As an example of statistical analysis, Fig. 7 shows a dendrogram for air and soil samples. Data on 209 PCB congeners of each sample are taken into account for cluster analysis: it shows similar trends as the chlorination degree of PCBs. Significant similarity is found between S 3 and S PCB. Sample S 3, with the highest PCBs level in the investigated soils, may have been contaminated by direct spills of untreated soil.

Fig. 7
figure 7

Hierarchical dendrogram for soil samples using average linkage between groups and Pearson correlation as measure interval

Conclusions

This study assesses the environmental impacts from a thermal desorption plant, built for treating PCB-contaminated soil, after a first year of activity. Concentration levels, as well as fingerprints, are compared with the available data in China or abroad. The concentrations of PCDD/Fs and PAHs in the soil samples are similar to values in background sample. Similar concentrations are observed among the samples collected in upwind and downwind directions. One soil sampling point is polluted by PCBs, possibly originating from untreated contaminated soil stored in the thermal desorption plant.

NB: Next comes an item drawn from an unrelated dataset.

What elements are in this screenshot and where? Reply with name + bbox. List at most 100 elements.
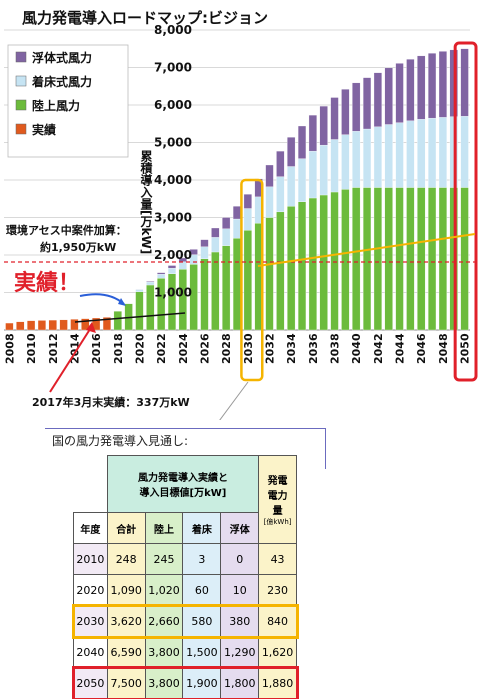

Analysis of PCDD, PCDF, 2,3,7,8-PCDD/F loads and fingerprints makes clear that there are several and distinct PCDD/F sources and that the air is grossly dioxins-polluted, yet with an unusual fingerprint. Establishing blank values prior to the start-up of new plant is a safe method to establish the plant impact.

During the treatment of hazardous waste, strict control of all waste and all emissions is required and an environment impact assessment (EIA) study should be carried out before construction starts.